Which would mean that an operating system could change how the
interleave sets work by rewriting the various labels on the DIMMs; for
instance, changing a single 4-way set spanning the entirety of 4 DIMMs,
to one 4-way set spanning half of 4 DIMMs, and 2 2-way sets spanning
half of 2 DIMMs each.

But then you say:

> Unlike NVMe an NVDIMM itself has no concept of namespaces. Some DIMMs
> provide a "label area" which is an out-of-band non-volatile memory
> area where the OS can store whatever it likes. The UEFI 2.7
> specification defines a data format for the definition of namespaces
> on top of persistent memory ranges advertised to the OS via the ACPI
> NFIT structure.

OK, so that sounds like no, that's that what happens.  So where do the
SPA range and interleave sets come from?

Random guess: The BIOS / firmware makes it up.  Either it's hard-coded,
or there's some menu in the BIOS you can use to change things around;
but once it hits the operating system, that's it -- the mapping of SPA
range onto interleave sets onto DIMMs is, from the operating system's
point of view, fixed.

And so (here's another guess) -- when you're talking about namespaces
and label areas, you're talking about namespaces stored *within a
pre-existing SPA range*.  You use the same format as described in the
UEFI spec, but ignore all the stuff about interleave sets and whatever,
and use system physical addresses relative to the SPA range rather than
DPAs.

Is that right?

But then there's things like this:

> There is no obligation for an NVDIMM to provide a label area, and as
> far as I know all NVDIMMs on the market today do not provide a label
> area.
[snip]
> Linux supports "label-less" mode where it exposes
> the raw capacity of a region in 1:1 mapped namespace without a label.
> This is how Linux supports "legacy" NVDIMMs that do not support
> labels.

So are "all NVDIMMs on the market today" then classed as "legacy"
NVDIMMs because they don't support labels?  And if labels are simply the
NVDIMM equivalent of a partition table, then what does it mena to
"support" or "not support" labels?

And then there's this:

> In any
> event we do the DIMM to SPA association first before reading labels.
> The OS calculates a so called "Interleave Set Cookie" from the NFIT
> information to compare against a similar value stored in the labels.
> This lets the OS determine that the Interleave Set composition has not
> changed from when the labels were initially written. An Interleave Set
> Cookie mismatch indicates the labels are stale, corrupted, or that the
> physical composition of the Interleave Set has changed.
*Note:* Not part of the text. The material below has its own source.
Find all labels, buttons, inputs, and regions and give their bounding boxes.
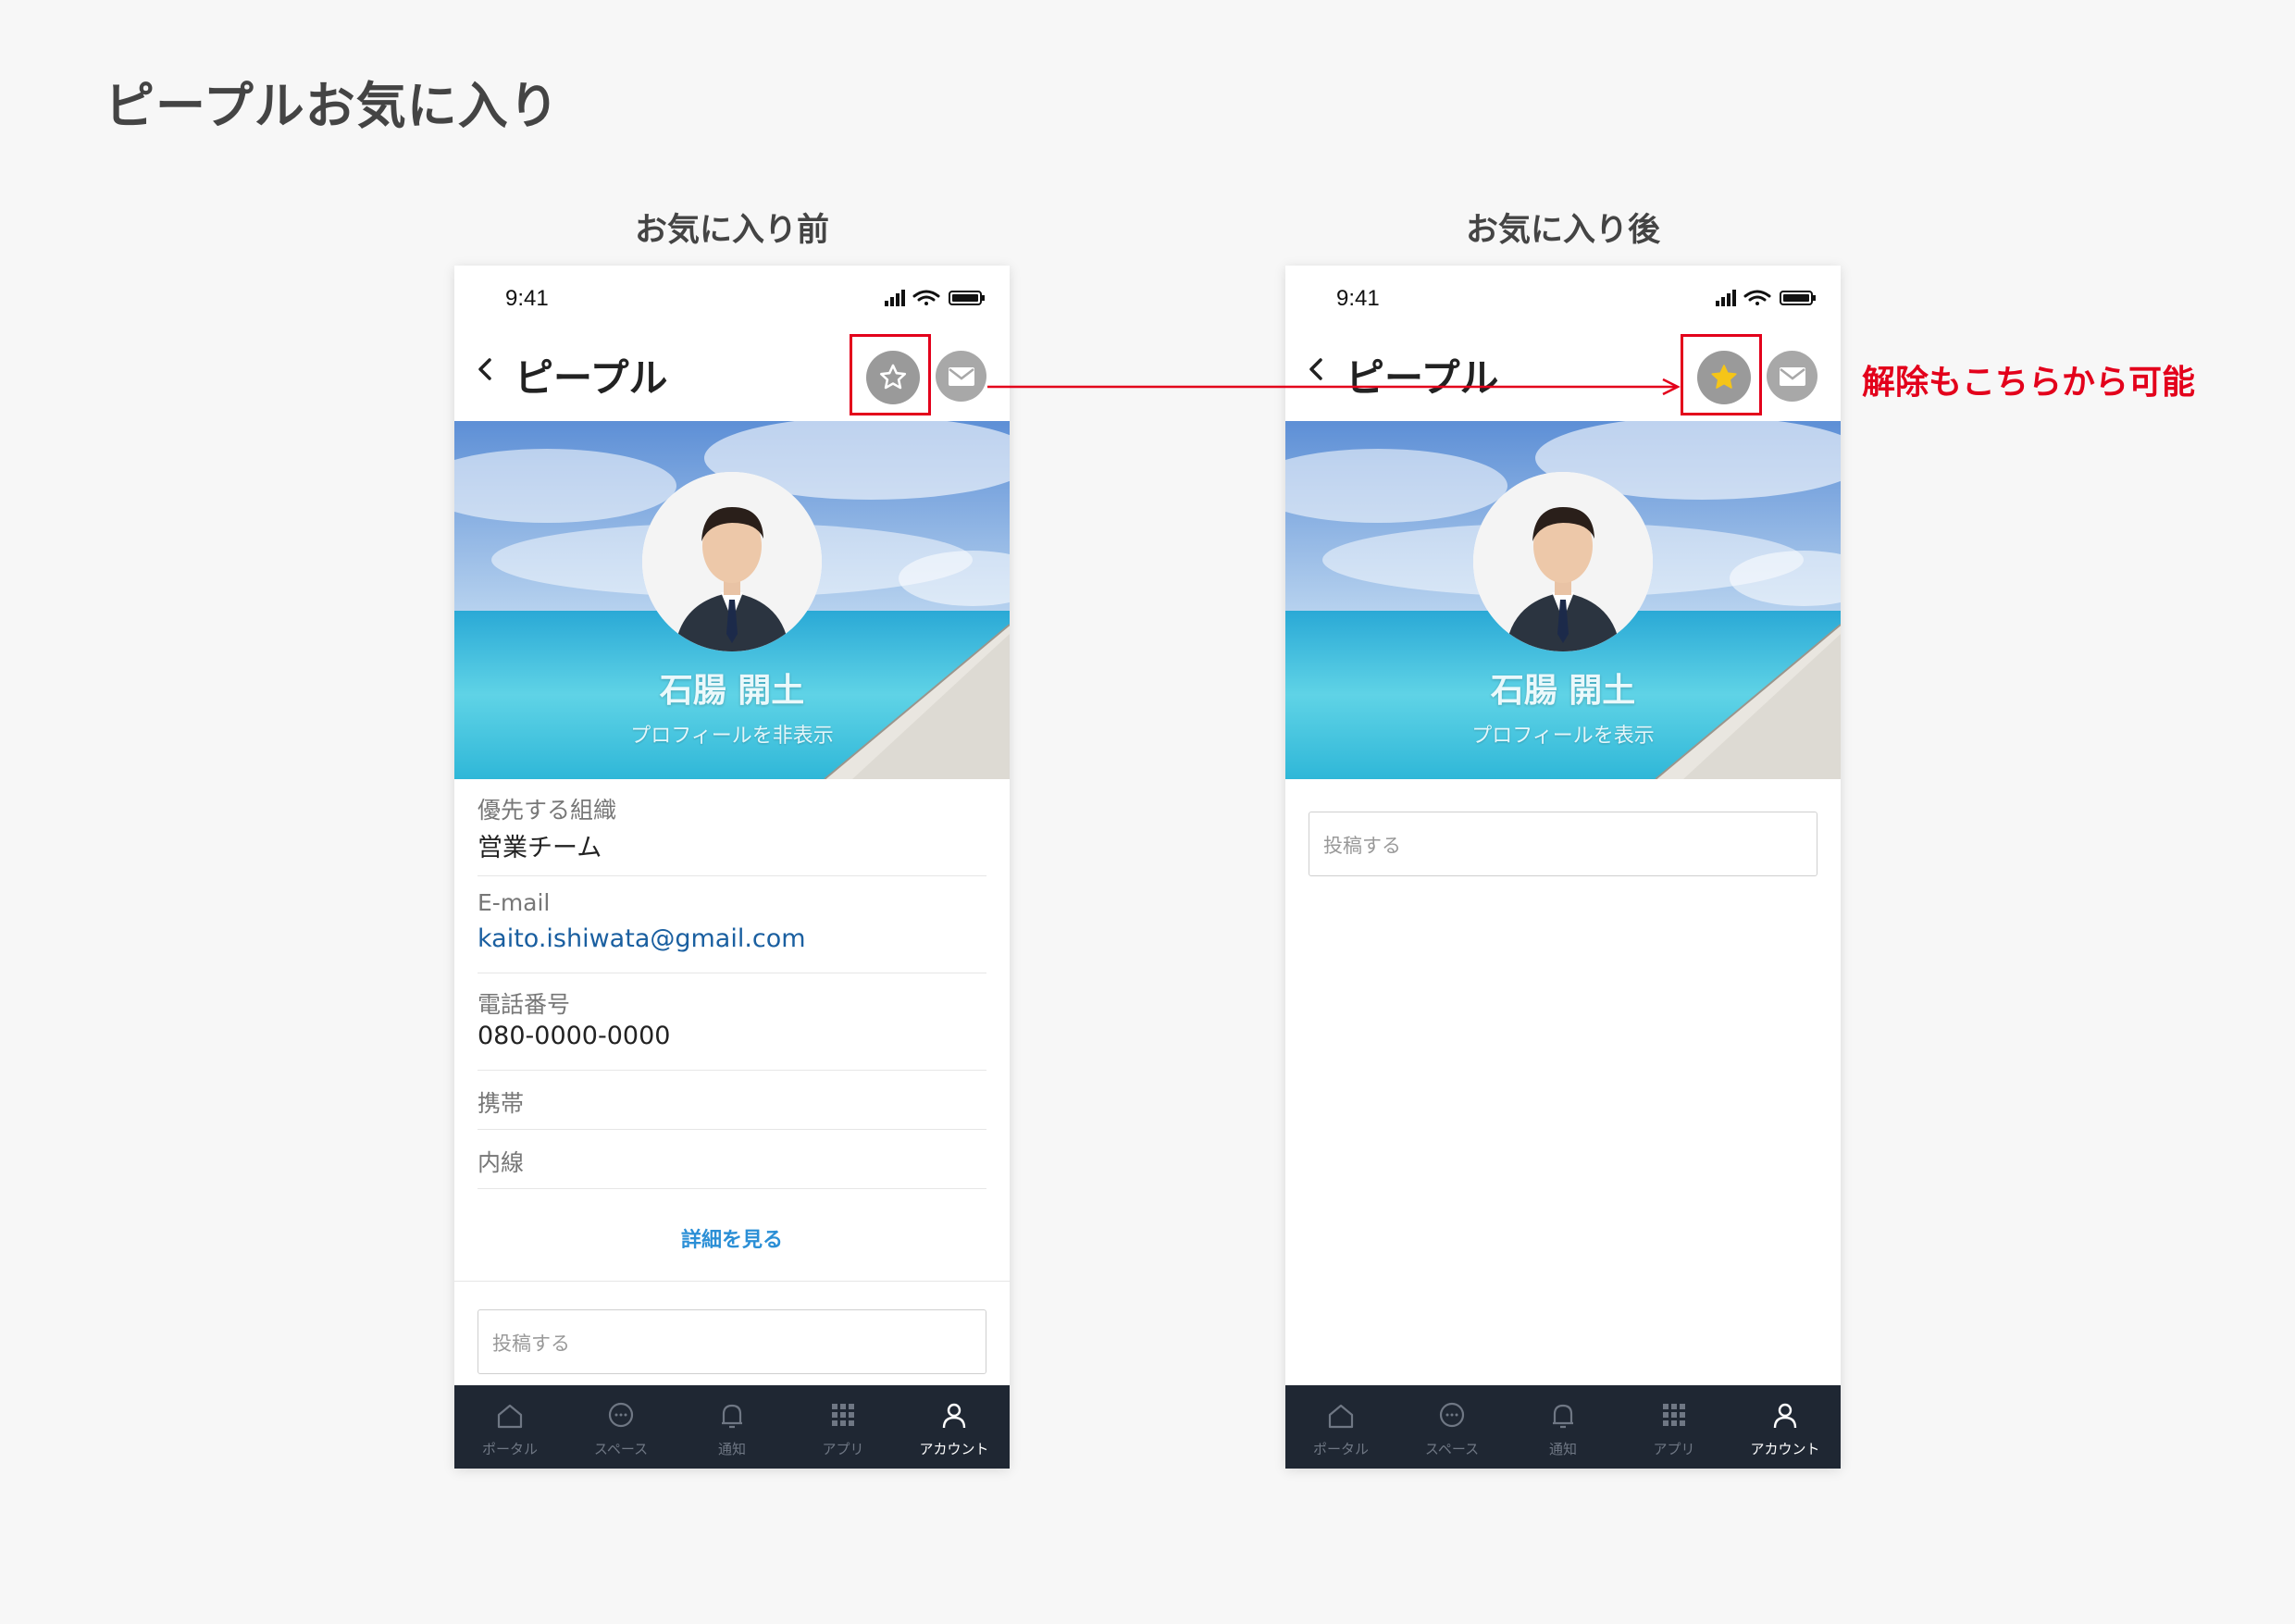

So wait, the SPA and interleave sets can actually change?  And the
labels which the OS reads actually are per-DIMM, and do control somehow
how the DPA ranges of individual DIMMs are mapped into interleave sets
and exposed as SPAs?  (And perhaps, can be changed by the operating system?)

And:

> There are checksums in the Namespace definition to account label
> validity. Starting with ACPI 6.2 DSMs for labels are deprecated in
> favor of the new / named methods for label access _LSI, _LSR, and
> _LSW.

Does this mean the methods will use checksums to verify writes to the
label area, and refuse writes which create invalid labels?

If all of the above is true, then in what way can it be said that
"NVDIMM has no concept of namespaces", that an OS can "store whatever it
likes" in the label area, and that UEFI namespaces are "on top of
persistent memory ranges advertised to the OS via the ACPI NFIT structure"?

I'm sorry if this is obvious, but I am exactly as confused as I was
before I started writing this. :-)

This is all pretty foundational.  Xen can read static ACPI tables, but
it can't do AML.  So to do a proper design for Xen, we need to know:
1. If Xen can find out, without Linux's help, what namespaces exist and
if there is one it can use for its own purposes
2. If the SPA regions can change at runtime.

If SPA regions don't change after boot, and if Xen can find its own
Xen-specific namespace to use for the frame tables by reading the NFIT
table, then that significantly reduces the amount of interaction it
needs with Linux.

If SPA regions *can* change after boot, and if Xen must rely on Linux to
read labels and find out what it can safely use for frame tables, then
it makes things significantly more involved.  Not impossible by any
means, but a lot more complicated.

Hope all that makes sense -- thanks again for your help.